I also thought about my principal from elementary school who lived on a farm. He would walk down his long lane each day to get the newspaper. One morning he took that walk to his mailbox and was hit by a car that ran off the road. In both these circumstances I wonder was this luck, destiny or coincidence. If either of these people had been delayed by a minute, their lives would have been spared. What if the man on the beach had stopped to gaze at the ocean or look at a shell? What if my principal had stopped to look over his farm fields or gaze at a wild flower as he walked his lane that fateful day?
I have heard people say that they believe in destiny and that luck has nothing to do with it. My father would often say, "when your number is up, then it's your time to go." I wondered about that.
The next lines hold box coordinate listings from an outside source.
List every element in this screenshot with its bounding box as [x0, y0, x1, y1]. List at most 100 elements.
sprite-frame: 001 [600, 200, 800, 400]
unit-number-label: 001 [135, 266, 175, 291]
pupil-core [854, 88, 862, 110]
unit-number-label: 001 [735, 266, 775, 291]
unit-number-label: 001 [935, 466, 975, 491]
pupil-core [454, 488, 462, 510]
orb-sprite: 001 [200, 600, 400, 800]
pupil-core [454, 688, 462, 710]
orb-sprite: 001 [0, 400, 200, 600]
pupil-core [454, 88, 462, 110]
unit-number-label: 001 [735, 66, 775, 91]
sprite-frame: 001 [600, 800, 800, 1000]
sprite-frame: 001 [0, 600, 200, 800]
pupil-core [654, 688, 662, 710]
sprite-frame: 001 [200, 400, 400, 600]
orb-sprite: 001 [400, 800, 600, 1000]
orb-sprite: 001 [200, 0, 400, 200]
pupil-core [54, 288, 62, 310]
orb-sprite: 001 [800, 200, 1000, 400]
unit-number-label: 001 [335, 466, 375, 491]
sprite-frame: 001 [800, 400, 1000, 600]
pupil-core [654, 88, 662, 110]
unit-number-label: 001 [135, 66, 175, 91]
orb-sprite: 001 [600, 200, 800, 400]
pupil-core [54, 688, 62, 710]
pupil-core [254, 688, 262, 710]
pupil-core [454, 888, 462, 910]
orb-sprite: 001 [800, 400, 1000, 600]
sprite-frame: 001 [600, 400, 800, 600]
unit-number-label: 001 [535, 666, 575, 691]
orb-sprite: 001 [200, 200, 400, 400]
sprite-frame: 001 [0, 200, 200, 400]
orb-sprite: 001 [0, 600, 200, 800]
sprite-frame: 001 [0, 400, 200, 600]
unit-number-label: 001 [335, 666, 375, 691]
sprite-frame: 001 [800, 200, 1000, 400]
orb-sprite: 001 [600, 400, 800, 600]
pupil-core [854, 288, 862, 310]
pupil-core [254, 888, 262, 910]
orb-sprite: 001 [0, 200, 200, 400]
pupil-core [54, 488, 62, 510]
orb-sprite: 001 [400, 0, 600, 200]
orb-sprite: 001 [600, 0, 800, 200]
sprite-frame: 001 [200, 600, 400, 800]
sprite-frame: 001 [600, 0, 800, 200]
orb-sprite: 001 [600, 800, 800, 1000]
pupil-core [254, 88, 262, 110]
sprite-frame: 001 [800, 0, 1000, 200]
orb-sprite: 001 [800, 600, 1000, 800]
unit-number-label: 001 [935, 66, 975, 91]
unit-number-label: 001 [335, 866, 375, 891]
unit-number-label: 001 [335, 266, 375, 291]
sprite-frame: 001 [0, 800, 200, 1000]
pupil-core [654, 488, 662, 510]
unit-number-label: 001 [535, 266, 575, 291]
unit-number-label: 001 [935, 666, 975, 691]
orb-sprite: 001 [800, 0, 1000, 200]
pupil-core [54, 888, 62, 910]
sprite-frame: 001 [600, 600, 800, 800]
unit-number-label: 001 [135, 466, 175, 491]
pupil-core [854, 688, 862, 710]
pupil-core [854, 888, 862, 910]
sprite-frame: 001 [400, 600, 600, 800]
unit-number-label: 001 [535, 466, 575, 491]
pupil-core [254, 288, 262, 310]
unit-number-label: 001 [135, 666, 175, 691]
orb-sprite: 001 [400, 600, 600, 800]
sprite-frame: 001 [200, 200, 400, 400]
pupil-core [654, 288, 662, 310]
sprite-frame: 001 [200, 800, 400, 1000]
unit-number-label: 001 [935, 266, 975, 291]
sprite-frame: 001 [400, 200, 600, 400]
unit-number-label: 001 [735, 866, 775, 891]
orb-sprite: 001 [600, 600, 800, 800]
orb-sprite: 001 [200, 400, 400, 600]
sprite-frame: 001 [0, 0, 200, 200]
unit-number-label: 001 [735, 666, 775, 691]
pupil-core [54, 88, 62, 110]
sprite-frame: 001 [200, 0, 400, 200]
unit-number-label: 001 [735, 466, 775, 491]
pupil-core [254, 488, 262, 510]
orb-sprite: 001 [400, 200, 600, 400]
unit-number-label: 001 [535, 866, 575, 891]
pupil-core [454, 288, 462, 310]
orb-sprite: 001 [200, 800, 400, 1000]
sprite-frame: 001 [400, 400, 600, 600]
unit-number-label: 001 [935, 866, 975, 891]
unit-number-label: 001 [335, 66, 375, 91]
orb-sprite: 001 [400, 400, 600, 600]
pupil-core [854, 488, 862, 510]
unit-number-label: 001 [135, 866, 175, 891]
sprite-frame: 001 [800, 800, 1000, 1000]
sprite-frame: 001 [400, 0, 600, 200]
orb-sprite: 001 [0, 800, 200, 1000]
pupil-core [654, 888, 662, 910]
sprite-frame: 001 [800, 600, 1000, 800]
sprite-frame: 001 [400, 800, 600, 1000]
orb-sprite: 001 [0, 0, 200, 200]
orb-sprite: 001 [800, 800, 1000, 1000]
I tried to imagine God sitting with the Big Book Keeper in the sky, going over names and saying, "Well, it's time for Syd to go. His number is up." It just didn't make much sense to me then and it still doesn't.
Maybe luck as destiny is the reason that some people don't seem to care about how recklessly they live life. They are the roulette players in life. Nothing matters because it is all about fate.
I am not one who believes in destiny. I think that I have a brain, a heart and a conscience for a reason. I think that I have choices that can influence my lot in life. I realize that God does have a plan. But I don't think that plan is arbitrary and capricious. God has me here for a reason. If I totally believed in luck and destiny, then nothing I did would change a thing.
I think that living life on luck would lessen my purpose here. If it all comes down to fate, luck and destiny, then why would I even want to live a life of purpose? On the other hand, I realize that much of the control that I have is really about my choices. I can shape what is to come by the choices that I make. I also have faith that all will be okay this day as I turn my will and my life over to my Higher Power. The faith that I have enables me to get through many things in a day that used to cause me to stumble, feel frustrated, and thwarted by fate.